For financial institutions that must release version updates periodically, this functionality is especially useful in the development and testing period. Additionally, Huawei offers the FusionStage PaaS platform, which gives enterprises a complete environment for App development, deployment, operation, and management. This open architecture provides a wide range of middleware services, including those for Big Data and the IoT as well as application components specific to different types of enterprises. FusionStage supports mainstream development languages and protocols, and allows customers to deploy millions of containers as well as new microservices in less than a minute.

Huawei has implemented container-based I and P layers to implement full-process automation of IBM WebSphere® Application Server (WAS) Apps across regions and data centers, improving IT resource utilization and service agility. By introducing distributed Server Load Balancers (SLBs) that support the gray release function, Huawei has achieved access for global routes.
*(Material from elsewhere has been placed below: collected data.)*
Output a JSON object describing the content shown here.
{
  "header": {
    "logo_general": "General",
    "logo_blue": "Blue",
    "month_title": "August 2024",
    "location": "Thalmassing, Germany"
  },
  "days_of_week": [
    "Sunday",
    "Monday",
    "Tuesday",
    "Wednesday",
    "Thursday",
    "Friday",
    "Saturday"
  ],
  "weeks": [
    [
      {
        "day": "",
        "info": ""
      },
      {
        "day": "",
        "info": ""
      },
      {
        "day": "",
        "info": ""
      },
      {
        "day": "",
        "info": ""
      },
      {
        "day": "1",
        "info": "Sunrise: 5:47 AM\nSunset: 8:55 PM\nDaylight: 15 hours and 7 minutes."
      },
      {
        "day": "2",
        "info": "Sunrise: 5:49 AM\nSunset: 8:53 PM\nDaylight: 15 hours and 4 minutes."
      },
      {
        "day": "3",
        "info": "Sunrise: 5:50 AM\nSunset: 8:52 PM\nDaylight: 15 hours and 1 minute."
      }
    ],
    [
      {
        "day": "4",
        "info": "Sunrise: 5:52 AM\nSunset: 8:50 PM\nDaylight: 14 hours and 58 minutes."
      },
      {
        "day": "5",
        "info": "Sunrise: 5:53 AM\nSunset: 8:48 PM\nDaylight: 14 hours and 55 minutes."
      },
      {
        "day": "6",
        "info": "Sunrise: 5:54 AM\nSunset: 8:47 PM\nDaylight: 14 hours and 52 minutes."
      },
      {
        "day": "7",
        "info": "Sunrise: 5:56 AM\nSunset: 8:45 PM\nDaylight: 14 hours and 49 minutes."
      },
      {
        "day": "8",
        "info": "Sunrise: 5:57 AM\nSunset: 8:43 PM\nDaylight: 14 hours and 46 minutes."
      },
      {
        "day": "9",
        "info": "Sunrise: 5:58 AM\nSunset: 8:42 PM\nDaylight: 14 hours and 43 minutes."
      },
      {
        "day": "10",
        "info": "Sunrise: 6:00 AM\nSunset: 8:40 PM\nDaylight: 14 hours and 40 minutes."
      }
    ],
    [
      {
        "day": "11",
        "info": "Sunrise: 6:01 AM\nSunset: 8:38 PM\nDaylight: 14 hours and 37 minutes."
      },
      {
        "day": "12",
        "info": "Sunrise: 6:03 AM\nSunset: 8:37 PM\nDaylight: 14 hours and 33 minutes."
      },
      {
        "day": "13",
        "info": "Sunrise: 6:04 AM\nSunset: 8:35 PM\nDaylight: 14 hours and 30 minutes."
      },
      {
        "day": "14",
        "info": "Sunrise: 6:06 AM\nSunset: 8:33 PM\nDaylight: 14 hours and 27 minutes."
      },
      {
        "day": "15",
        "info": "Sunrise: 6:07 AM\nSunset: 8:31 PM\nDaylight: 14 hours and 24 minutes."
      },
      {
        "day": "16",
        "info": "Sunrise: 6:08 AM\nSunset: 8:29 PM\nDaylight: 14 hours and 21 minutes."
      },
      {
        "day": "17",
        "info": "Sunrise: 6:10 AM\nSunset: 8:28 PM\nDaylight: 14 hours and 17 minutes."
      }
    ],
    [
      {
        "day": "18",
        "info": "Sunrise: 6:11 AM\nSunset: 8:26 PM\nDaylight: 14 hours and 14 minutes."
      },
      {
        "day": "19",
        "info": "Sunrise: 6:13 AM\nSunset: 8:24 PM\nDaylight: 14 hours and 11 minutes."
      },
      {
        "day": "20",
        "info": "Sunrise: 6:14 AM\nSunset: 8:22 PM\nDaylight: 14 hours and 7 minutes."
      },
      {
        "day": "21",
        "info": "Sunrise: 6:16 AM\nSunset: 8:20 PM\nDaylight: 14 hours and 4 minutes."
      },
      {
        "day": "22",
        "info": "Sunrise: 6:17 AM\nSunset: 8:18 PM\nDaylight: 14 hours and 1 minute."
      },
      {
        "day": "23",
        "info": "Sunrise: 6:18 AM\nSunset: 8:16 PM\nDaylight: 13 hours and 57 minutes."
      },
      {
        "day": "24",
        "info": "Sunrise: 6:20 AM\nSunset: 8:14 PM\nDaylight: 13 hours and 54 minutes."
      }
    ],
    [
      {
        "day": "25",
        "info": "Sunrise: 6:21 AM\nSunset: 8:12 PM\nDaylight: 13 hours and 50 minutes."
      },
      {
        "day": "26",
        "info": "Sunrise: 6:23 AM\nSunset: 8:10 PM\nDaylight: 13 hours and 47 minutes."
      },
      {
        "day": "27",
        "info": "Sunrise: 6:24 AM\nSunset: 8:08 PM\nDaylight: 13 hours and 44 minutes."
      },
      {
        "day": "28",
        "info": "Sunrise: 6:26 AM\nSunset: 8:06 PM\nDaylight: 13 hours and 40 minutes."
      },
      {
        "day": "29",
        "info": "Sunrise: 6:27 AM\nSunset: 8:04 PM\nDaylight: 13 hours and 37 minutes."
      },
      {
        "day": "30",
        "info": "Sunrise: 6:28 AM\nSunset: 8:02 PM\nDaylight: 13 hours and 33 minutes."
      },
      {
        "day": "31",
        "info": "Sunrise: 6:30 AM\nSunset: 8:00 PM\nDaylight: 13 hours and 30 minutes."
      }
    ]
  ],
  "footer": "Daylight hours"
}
Unified Asset and Resource Management

The Huawei Financial Cloud solution uses a cloud platform architecture to manage self-help service directories and resource pools for web and App resources, transaction data, Big Data analytics, and virtual desktop infrastructure. The solution allows users to combine their own private clouds with managed cloud services to implement unified management and service-oriented utilization of their own and third-party data assets and resources.

The solution also enables the implementation of financial IT infrastructure platforms that support smooth evolution based on IaaS and PaaS resources provided by private clouds. Huawei’s solution includes reliable hardware, a cloud operating system, cloud management platform, and PaaS platform. At the same time, the solution’s open-source architectures and standard Application Program Interfaces (APIs) support third-party PaaS and are compatible with native standard northbound and southbound interfaces.

Thanks to ecosystem-friendly features, Huawei’s solution has attracted contributions and support from more than 150 financial software vendors globally, including India’s Infosys, France’s Sopra Banking Software, and China’s Yucheng Technologies and ChinaSoft International. These firms collaborate with Huawei to develop innovative applications and provide leading solutions to over 300 financial customers worldwide.